One of the files posted on the site was a 39-minute video of a 2007 helicopter attack in which US forces killed 11 people, including two Reuters journalists, and injured children in Baghdad.
“WikiLeaks published groundbreaking stories of government corruption and human rights abuses, holding the powerful accountable for their actions,” WikiLeaks said in a statement. “As editor-in-chief, Julian paid severely for these principles, and for the people’s right to know.”
Assange’s co-conspirator, Manning, was convicted of violating the Espionage Act and sentenced to 35 years in prison, but was released after about seven when former President Barack Obama commuted her sentence in 2017.
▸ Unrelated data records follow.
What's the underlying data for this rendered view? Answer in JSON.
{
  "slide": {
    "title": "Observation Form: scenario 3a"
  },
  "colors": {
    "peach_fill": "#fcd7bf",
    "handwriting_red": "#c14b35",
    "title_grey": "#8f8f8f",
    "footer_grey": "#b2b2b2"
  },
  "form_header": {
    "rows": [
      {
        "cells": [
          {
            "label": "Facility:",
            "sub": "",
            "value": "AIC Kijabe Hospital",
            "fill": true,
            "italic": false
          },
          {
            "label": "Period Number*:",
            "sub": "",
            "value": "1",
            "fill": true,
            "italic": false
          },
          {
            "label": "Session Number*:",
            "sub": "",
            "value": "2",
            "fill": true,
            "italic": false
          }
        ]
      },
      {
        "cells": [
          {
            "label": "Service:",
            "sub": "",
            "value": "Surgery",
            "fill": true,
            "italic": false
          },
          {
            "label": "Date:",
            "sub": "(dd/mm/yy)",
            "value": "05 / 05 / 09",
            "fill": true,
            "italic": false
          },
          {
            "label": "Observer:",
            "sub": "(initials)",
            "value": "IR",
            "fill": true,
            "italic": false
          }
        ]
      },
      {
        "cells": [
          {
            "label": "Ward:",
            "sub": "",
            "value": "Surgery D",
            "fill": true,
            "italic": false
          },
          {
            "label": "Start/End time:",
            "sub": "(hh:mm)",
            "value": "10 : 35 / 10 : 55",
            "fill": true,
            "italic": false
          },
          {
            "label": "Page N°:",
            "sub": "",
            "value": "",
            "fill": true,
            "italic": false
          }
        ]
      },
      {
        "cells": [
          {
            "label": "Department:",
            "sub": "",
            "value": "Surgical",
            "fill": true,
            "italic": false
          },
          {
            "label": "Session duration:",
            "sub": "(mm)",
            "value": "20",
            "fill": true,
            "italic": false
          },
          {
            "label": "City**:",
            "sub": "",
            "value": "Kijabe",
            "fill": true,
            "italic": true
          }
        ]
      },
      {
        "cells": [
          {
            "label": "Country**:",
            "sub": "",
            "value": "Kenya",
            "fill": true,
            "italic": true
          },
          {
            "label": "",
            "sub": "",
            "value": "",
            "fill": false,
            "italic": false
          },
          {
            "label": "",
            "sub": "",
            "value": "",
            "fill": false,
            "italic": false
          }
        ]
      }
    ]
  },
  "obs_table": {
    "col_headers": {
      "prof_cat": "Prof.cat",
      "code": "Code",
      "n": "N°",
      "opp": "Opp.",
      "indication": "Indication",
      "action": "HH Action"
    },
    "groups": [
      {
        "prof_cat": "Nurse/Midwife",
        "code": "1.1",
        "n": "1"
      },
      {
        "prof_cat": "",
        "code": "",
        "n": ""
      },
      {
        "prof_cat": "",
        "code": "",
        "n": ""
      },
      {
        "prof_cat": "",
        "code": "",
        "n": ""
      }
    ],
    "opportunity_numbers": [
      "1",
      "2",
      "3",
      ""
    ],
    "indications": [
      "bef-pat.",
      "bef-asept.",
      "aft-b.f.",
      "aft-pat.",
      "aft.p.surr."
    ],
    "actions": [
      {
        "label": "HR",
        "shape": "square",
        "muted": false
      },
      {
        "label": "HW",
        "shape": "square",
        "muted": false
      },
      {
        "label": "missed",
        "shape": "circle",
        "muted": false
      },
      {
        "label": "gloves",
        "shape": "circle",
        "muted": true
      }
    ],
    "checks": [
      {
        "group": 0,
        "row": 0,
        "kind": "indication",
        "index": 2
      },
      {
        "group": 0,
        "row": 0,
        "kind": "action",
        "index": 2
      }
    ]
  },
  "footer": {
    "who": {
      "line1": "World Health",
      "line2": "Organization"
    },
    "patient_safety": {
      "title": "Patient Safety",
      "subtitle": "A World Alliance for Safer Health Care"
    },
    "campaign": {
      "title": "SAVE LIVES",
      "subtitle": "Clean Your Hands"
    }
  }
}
Assange has spent the last five years in a high-security British prison after he was holed up in the Ecuadorian Embassy in London for seven years prior — while hiding from authorities seeking his arrest, both in the US and Sweden, where he was wanted for rape.
Ecuador’s government withdrew his asylum status in 2019, allowing UK police to arrest and hold him during the extradition battle.
News of Assange’s release was celebrated widely across social media, though some criticized the Justice Department for offering him a plea deal with no prison time.
“Julian Assange endangered the lives of our troops in a time of war and should have been prosecuted to the fullest extent of the law,” former Vice President Mike Pence said on X. “The Biden administration’s plea deal with Assange is a miscarriage of justice and dishonors the service and sacrifice of the men and women of our Armed Forces and their families.
“There should be no plea deals to avoid prison for anyone that endangers the security of our military or the national security of the United States. Ever.”
Supporters, on the contrary, said he never should have served time to begin with.
“This should never happened, but finally, Julian Assange is free,” former Congresswoman Tulsi Gabbard said.
“Julian Assange struck a plea deal and will go free! I am overjoyed. He’s a generational hero,” presidential candidate Robert F. Kennedy tweeted.
“Julian Assange is set to be released after being held for years for the crime of committing journalism,” Rep. Marjorie Taylor Greene wrote on X. “Praise God for setting Julian FREE!!”